Feldman's 32-page ruling concluded:
The Court finds that Louisiana's definition of marriage as between one man and one woman and the limitation on recognition of same-sex marriages permitted by law in other states found in Article XII, Section 15 of the Louisiana Constitution and article 3520(B) of the Louisiana Civil Code do not infringe the guarantees of the Equal Protection and Due Process Clauses of the United States Constitution. The record reveals no material dispute: the defendants have shown that Louisiana's decision to neither permit nor recognize same-sex marriage, formed in the arena of the democratic process, is supported by a rational basis.21 The Court further finds that plaintiffs have failed to establish a genuine dispute regarding a First Amendment violation on this record. Accordingly, plaintiffs' motion for summary judgment is DENIED and defendants' motion for summary judgment is GRANTED.
It was a major setback for those in favor of same-sex marriage, who had been buoyed recently by more than a dozen court rulings in their favor.
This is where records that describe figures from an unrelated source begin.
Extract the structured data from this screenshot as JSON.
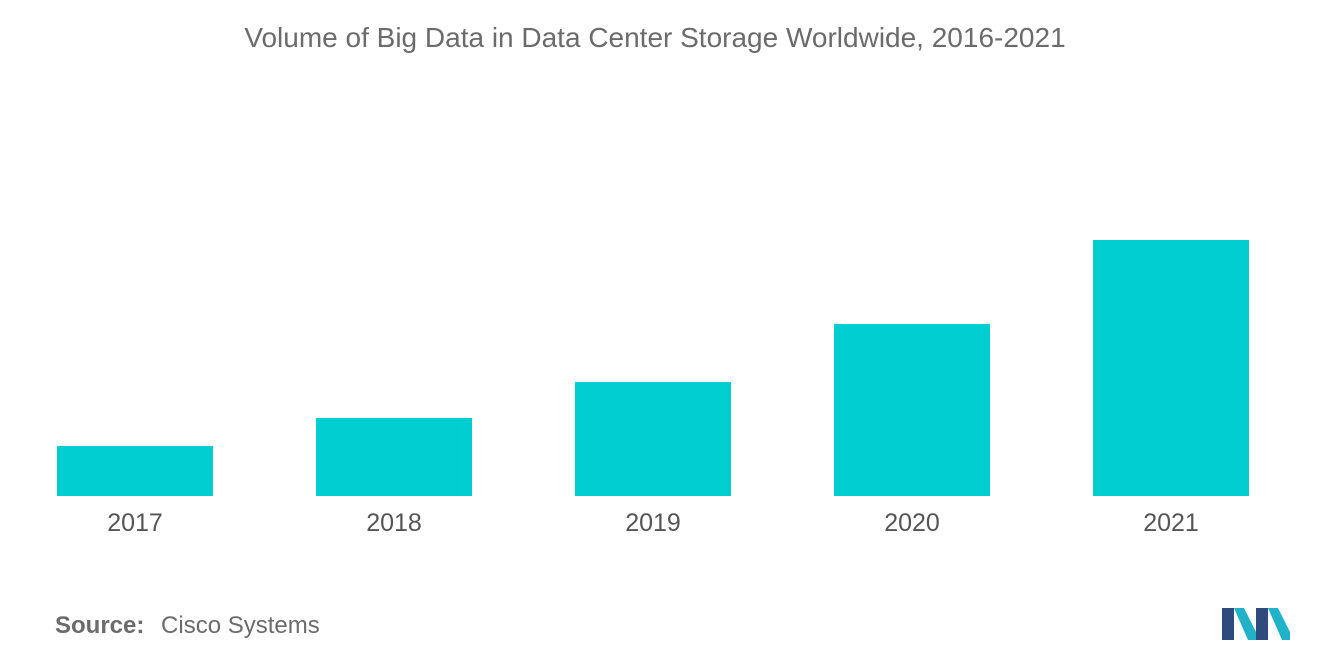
{
  "chart_data": {
    "type": "bar",
    "title": "Volume of Big Data in Data Center Storage Worldwide, 2016-2021",
    "categories": [
      "2017",
      "2018",
      "2019",
      "2020",
      "2021"
    ],
    "values": [
      25,
      39,
      57,
      86,
      128
    ],
    "ylim": [
      0,
      150
    ],
    "xlabel": "",
    "ylabel": "",
    "grid": false,
    "legend": "none",
    "bar_color": "#00ced1"
  },
  "footer": {
    "source_label": "Source:",
    "source_value": "Cisco Systems"
  },
  "logo": {
    "icon": "mordor-intelligence-logo",
    "colors": [
      "#2f4a7c",
      "#20b2c8"
    ]
  }
}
Last year the U.S. Supreme Court, in the case of U.S. v. Windsor
, found that the then-current federal definition of “marriage” and “spouse” to apply only to opposite-sex couples violated due process, a ruling that had no effect on existing state laws but greatly broadened federal protections and rights for same-sex couples.
Louisiana politicians are split on same-sex marriage. Gov. Bobby Jindal and Sen. David Vitter, both Republicans, are staunch foes, while Sen. Mary Landrieu, a Democrat up for reelection in a red-trending state, has supported civil unions but for years shied away from the larger question of marriage. She stepped closer to the issue earlier this year, when she was one of only three Democratic senators not to endorse same-sex marriage. In a March statement, Landrieu said, “The people of Louisiana have made clear that marriage in our state is restricted to one man and one woman. While my personal views have evolved, I will support the outcome of Louisiana's recent vote.”
More recently, Mayor Mitch Landrieu came out in favor of same-sex marriage, adding his name to a list of hundreds of American mayors on the “Freedom to Marry” website.
Forum For Equality plans a rally this afternoon at 5:30 p.m. in Jackson Square to protest the decision, along with other groups including the ACLU of Louisiana, the Human Rights Campaign, the New Orleans LGBT Community Center and Parents and Friends of Lesbians and Gays.